Monday, June 11, 2012

MOC Monday

I'm starting a new feature on the blog, MOC Monday, where I share one of the many fantastic creations on MOC Pages and other fan sites that just really struck a chord or caught my eye this week. This week is the lovely Anselm Castle by Mark Erickson. The first thing that drew me in on this design is the greenery. Mark uses a variety of tree designs and green pieces to make a very lush scene outside the castle. The castle itself appears to use every shade of gray, both old and new, to give it's walls a varied appearance. Inside the castle is a great representation of a market square. Once again, Mark uses several different colors to show a well trodden dirt ground in the market place. To top it off, the gentle slope leading up to the castle, the moat outside the wall, and the way the castle wall slightly angles just lends a great deal of realism to this creation.

Wednesday, June 6, 2012

Acronyms and Jargon

Any internet community that shares some interest in common will eventually form their own insider language and jargon. The Lego fan community is no exception. You don't have to look around the forums much before you start asking, "What is an AFOL?" and "Why is this person complaining about the use of BURPs?". There are several references online for the many terms you will come across, like at Brickipeda or the Brothers Brick blog. Below are some of my favorites, as found on Bricklink's great reference.

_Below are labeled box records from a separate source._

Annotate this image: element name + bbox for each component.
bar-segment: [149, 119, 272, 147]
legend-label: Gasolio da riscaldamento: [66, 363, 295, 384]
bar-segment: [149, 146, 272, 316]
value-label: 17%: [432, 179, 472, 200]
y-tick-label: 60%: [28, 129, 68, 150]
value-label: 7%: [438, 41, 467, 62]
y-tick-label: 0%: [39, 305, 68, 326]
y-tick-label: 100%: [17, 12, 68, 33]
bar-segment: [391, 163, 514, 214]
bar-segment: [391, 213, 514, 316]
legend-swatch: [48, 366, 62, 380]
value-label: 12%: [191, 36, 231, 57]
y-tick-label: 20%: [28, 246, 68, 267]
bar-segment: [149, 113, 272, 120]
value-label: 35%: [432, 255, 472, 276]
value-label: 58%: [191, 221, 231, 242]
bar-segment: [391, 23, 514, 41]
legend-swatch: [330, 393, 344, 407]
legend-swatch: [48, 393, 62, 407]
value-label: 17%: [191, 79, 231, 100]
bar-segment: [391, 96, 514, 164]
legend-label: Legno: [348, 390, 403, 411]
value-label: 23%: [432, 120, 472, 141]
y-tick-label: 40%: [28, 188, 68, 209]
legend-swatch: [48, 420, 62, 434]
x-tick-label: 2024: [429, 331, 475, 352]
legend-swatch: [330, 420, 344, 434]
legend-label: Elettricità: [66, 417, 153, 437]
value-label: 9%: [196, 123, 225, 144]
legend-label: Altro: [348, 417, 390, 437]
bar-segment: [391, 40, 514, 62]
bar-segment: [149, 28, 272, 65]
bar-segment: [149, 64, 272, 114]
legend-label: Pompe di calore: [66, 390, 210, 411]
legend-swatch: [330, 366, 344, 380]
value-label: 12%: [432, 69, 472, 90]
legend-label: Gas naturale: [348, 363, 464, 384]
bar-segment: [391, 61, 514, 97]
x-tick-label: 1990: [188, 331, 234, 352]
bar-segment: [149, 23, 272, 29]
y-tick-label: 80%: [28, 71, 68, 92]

The following are acronyms that are used in discussions about LEGO:
  • AFOL - Adult Fan Of LEGO
  • ALE - Adult LEGO Enthusiast
  • BURP - Big Ugly Rock Piece
  • CRAPP - Crummy Ramp And Pit Plate
  • KABOB - Kid with A Bunch Of Bricks
  • KK - Knights Kingdom theme
  • LUG - LEGO Users Group
  • LURP - Little Ugly Rock Piece
  • MISB - Mint In Sealed Box/Bag LEGO set
  • MISP - Mint In Sealed Packet/Package/Polybag LEGO set
  • MOC - My Own Creation
  • PaB - Official LEGO "Pick a Brick" service
  • POOP - Parts which can be made Out of Other Parts
  • S@H - Official LEGO "Shop at Home" service
  • SNOT - Studs Not On Top building technique
  • STAMP - STicker Across Multiple Parts
  • TLC - The LEGO Company
  • TLG - The LEGO Group
  • UCS - Ultimate Collectors Series theme
  • WTB - Want To Buy
The following are terms that are used in discussions about LEGO:
  • Clones - Building blocks which are not LEGO brand, such as Mega Bloks.
  • Dark Age - Period of time during which a person is not interested in LEGO.
  • Juniorization - Describes inclusion of highly specialized parts in LEGO sets instead of several already existing elements which can be assembled into the same configuration. The idea is to make it easier for younger children to build the sets but it is criticized by AFOLs since it is difficult to use these parts when building alternate models and MOCs.
  • Stud - Small round peg which appears on top of most LEGO parts and is used to connect to other LEGO parts.